Major League Baseball and the Major League Baseball Players Association met face-to-face at the union’s office Monday afternoon. Those attending the meeting on MLB’s side per The Athletic’s Evan Drellich included deputy commissioner Dan Halem, labor committee chair and Rockies owner Dick Monfort, executive Vice President Morgan Sword and counsel Patrick Houlihan.
The meeting lasted for just over two hours per the Washington Post’s Chelsea Janes. Drellich also reports that the union dropped its request to introduce an age-based free agency system at Monday’s meeting. That had been one of the areas that the league had shown resistance in changing. Currently it takes a player six years to reach fee agency and it now appears as though that is unlikely to change.
The union also revised its proposal for changes to the current revenue sharing system which is another hot button issue that the league has shown no interest in changing. The players also rejected nearly all of the league’s most recent proposal that they presented in a virtual meeting last week.
By dropping the quest to shorten the time to reach free agency, the players will now likely focus their attention on revenue sharing and arbitration. The union would like to see players paid earlier in their career, but that is one of the issues that the league has been unwilling to discuss up until this point. The players are proposing a system that would allow them to reach arbitration after two years.
So perhaps some form of progress came out of Monday’s meeting. Both sides needed to narrow down the issues and the union did that by dropping the quest to shorten the time to free agency.
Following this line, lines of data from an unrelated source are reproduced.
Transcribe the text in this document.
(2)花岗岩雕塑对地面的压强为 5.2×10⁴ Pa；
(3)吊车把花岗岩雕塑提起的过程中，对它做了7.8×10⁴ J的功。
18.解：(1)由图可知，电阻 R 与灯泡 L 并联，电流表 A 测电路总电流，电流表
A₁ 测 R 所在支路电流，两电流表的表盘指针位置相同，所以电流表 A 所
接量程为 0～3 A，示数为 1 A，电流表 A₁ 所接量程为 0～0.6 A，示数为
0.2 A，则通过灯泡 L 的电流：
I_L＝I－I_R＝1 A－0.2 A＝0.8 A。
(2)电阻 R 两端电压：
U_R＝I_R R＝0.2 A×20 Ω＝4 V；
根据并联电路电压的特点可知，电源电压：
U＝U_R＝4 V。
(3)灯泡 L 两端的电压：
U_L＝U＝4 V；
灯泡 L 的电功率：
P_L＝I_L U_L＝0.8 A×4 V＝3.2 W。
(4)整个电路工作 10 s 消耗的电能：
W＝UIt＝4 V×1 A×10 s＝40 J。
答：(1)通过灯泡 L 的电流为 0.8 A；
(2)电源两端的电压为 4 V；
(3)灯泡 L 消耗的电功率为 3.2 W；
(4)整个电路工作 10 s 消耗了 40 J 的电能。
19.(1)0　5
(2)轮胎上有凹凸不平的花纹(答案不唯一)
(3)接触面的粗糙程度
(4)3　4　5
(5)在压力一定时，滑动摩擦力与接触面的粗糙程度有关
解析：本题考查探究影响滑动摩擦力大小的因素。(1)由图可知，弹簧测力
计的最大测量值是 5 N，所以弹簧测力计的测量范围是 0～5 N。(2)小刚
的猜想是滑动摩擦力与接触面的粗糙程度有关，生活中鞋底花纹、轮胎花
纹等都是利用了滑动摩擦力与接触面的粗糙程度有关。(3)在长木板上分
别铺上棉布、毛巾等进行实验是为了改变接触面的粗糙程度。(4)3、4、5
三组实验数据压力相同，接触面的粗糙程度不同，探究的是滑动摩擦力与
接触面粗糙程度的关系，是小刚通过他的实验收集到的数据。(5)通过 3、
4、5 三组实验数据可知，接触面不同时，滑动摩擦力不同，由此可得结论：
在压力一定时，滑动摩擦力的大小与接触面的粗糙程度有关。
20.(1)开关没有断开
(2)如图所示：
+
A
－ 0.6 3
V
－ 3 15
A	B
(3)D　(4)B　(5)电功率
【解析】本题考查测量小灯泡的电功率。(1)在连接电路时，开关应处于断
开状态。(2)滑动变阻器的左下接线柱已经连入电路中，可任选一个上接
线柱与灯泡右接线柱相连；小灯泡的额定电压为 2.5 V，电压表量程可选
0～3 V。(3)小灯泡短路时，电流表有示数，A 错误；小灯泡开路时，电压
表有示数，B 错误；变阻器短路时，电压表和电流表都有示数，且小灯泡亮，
Now we wait to see how the league responds.
Fortunately, we won’t have to wait long. Both sides are planning to meet again on Tuesday.
MLB and the Players Association will meet again tomorrow. The pace has officially picked up.— Hannah Keyser (@HannahRKeyser) January 24, 2022
We will continue to update this article with any additional information that becomes available from Monday’s meeting.
Updated - More details on the union’s proposal for the changes to revenue sharing. The original proposal called for a $100 million reduction in revenue sharing. Today’s proposal was for an estimated $30 million reduction.
Another concession the Union made today: modifying previous proposal to cut revenue sharing by 100M. New proposal cuts by far less, estimated 30M. Had been sticking point with MLB, who thought idea of cutting revenue sharing would be problematic for smaller market teams. https://t.co/sUuZTiG8Ig— Chelsea Janes (@chelsea_janes) January 24, 2022
Also, this is probably the appropriate takeaway from today’s negotiation. There is still a ton of work to do, but both sides met today and things didn’t get worse. That is progress.
At the risk of being Debbie Downer: Let’s not get too far ahead of ourselves here. The meeting was contentious. There is a lot — a lot — left to work out before there’s a new labor deal. This still could take a while.— Jeff Passan (@JeffPassan) January 24, 2022
But the fact that it didn’t go backward when it could’ve? W.
Update - More details from today’s meeting. The league is planning to make another proposal on Tuesday. It also sounds like Monday’s meeting was contentious, but that isn’t really all that surprising given the situation.